Affinando lo sguardo, circoscrivendo lo spazio del vivere quotidiano, ho perso sintonia con gli accadimenti che determinano la cronaca e il divenire del mondo.
Non ne sento mancanza.
Eppure sono vivo, cosciente di quale dono sia vivere, so della necessità di renderne merito e dei doveri che mi competono.
Conosco molto delle mie colpe. So che sarò giudicato di fronte a Dio e posso solo sperare nella Sua misericordia.
Non nutro altre speranze.
La mia fiducia nelle capacità e possibilità dell’umanità oscilla tra l’applicazione della regola benedettina: ora, lege et labora e il buon senso tradizionale.
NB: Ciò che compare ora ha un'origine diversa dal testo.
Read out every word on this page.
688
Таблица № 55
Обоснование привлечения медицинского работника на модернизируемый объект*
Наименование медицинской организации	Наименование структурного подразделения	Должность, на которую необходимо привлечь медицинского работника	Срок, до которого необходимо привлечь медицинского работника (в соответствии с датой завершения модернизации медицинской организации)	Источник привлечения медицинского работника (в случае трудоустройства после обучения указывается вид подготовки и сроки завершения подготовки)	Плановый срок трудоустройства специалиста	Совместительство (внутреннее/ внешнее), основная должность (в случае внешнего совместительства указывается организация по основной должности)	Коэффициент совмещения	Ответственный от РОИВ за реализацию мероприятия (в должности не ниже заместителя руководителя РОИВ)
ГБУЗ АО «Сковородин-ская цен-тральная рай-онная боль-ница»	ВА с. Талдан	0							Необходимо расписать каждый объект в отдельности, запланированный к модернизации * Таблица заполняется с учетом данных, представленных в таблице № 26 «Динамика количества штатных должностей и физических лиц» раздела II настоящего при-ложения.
Non credo che telefonando, fotografando, in rete collegati ed informati cresca di un’oncia la meraviglia del vivere.
Sono vecchio, operando per lo più per reazione tendo ad essere reazionario.
Montano per discendenza e per scelta, per contingenza da centocinquant’anni italiano ma sono italico da secoli e secoli e il futuro non è dato; cattolico romano in lotta perenne con un substrato barbarico, un sentire profondo che secoli di fede e devozione hanno contenuto, limato, educato ma, inutile mentire, affiora qua e là prepotente: occhio per occhio, dente per dente.